If Batman, like V, has contradictory notions about the people he is trying to liberate from tryanny, the real cult hero of the film, Heath Ledger’s Joker, expresses the Milleresque trope that civilization weakens rather than strengthens its occupants because it places limitations only on good people, not on those who ignore them. (This is the theory equivalent of the maxim that if you outlaw guns only outlaws will have guns, writ large.) “You have all these rules, and you think they’ll save you.” The Joker, like V, sees violence as a rational alternative to corruption and decay, but his motivation is sadistic rather than prophetic–he is destroying the old not to prepare the way for a renaissance and rebirth but because he finds the anarchic state more pleasurable for the tyrants and sadists.

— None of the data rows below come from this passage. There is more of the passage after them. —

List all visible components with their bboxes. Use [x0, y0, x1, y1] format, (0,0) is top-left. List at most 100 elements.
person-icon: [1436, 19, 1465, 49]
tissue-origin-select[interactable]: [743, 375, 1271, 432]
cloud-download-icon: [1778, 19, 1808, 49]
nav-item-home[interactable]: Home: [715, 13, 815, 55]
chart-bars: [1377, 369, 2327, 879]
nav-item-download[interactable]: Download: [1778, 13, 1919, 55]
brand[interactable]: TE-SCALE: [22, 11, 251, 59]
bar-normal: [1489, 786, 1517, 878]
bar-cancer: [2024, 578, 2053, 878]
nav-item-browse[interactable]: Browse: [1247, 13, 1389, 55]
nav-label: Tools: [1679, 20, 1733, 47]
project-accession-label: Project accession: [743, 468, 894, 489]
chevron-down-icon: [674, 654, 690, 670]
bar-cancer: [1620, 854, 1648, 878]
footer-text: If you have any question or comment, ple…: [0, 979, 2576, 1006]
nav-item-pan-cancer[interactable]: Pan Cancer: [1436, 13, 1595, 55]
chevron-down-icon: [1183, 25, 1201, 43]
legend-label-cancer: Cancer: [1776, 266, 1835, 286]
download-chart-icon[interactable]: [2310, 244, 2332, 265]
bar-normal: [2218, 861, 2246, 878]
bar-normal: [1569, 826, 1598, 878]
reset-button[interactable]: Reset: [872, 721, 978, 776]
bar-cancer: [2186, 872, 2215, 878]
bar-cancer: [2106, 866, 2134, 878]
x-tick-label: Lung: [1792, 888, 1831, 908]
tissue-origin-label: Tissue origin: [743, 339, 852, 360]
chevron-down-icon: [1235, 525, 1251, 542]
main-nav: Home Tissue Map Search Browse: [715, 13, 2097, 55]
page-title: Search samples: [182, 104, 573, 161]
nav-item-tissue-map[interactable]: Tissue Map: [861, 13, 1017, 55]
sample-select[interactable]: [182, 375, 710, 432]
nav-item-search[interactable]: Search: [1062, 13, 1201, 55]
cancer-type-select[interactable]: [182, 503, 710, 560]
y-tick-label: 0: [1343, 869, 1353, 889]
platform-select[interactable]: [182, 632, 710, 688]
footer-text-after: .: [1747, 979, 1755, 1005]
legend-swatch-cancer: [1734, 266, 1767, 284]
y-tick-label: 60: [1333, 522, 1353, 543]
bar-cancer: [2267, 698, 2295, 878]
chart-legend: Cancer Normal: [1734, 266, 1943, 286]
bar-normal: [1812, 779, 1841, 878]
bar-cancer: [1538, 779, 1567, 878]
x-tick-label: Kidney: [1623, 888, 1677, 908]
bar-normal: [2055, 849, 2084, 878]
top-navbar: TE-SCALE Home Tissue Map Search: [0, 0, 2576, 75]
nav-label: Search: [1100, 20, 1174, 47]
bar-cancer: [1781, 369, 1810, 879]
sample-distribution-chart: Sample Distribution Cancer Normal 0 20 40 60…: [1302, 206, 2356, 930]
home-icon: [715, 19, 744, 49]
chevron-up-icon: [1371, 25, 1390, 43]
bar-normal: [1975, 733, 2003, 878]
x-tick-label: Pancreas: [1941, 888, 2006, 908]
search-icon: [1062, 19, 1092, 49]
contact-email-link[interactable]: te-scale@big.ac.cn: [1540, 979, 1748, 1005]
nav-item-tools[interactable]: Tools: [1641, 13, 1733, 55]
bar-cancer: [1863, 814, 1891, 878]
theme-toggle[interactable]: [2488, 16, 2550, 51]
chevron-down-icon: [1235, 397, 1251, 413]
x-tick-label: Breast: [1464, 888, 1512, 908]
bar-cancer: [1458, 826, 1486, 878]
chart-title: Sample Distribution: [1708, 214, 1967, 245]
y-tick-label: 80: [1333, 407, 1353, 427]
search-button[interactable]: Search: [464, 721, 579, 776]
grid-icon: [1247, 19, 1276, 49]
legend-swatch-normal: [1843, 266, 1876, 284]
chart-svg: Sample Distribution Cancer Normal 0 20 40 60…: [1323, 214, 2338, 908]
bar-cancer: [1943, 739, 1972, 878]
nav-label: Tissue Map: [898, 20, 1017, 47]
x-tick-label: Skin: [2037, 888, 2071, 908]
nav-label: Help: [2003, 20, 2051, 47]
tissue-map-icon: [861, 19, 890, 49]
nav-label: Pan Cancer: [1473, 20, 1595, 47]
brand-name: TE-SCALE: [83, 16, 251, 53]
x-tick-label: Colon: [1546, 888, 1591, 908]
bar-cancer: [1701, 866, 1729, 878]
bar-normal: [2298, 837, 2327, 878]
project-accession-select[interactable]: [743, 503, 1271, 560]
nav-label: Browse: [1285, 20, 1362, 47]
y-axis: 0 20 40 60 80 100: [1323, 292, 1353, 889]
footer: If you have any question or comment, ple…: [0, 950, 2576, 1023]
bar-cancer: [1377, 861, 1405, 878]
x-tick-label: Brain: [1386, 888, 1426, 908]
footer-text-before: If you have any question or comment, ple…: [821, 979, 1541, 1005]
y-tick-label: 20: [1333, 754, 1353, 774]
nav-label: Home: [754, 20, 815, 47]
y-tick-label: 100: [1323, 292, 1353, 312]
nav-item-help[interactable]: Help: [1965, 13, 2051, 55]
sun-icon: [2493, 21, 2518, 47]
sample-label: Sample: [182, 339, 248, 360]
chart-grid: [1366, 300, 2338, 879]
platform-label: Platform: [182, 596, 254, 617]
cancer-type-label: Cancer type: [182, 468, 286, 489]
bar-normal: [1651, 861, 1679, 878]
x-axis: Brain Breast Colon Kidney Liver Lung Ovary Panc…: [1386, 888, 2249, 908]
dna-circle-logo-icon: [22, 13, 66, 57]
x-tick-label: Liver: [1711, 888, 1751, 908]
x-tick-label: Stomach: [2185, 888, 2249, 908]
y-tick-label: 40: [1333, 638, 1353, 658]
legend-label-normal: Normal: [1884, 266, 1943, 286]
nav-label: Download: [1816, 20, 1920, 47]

In George Orwell’s “Shooting an Elphant,” the autobiographical narrator speaks, prophetically, about his own secret desire for violence fed by his hatred of tyranny. Yet his words are laced with a hard irony: “I was young and ill-educated and I had had to think out my problems in the utter silence that is imposed on every Englishman in the East. I did not even know that the British Empire is dying, still less did I know that it is a great deal better than the younger empires that are going to supplant it.” In the twentieth century, opposing tyranny without building democracy is seldom enough. You can’t just blow up the tyrant. The vacuum creates not a peaceful sea resulting in a more stable ship of state but rather a tempestuous maelstrom in which, perhaps, a worse tyranny emerges to prey on a yet weaker populace.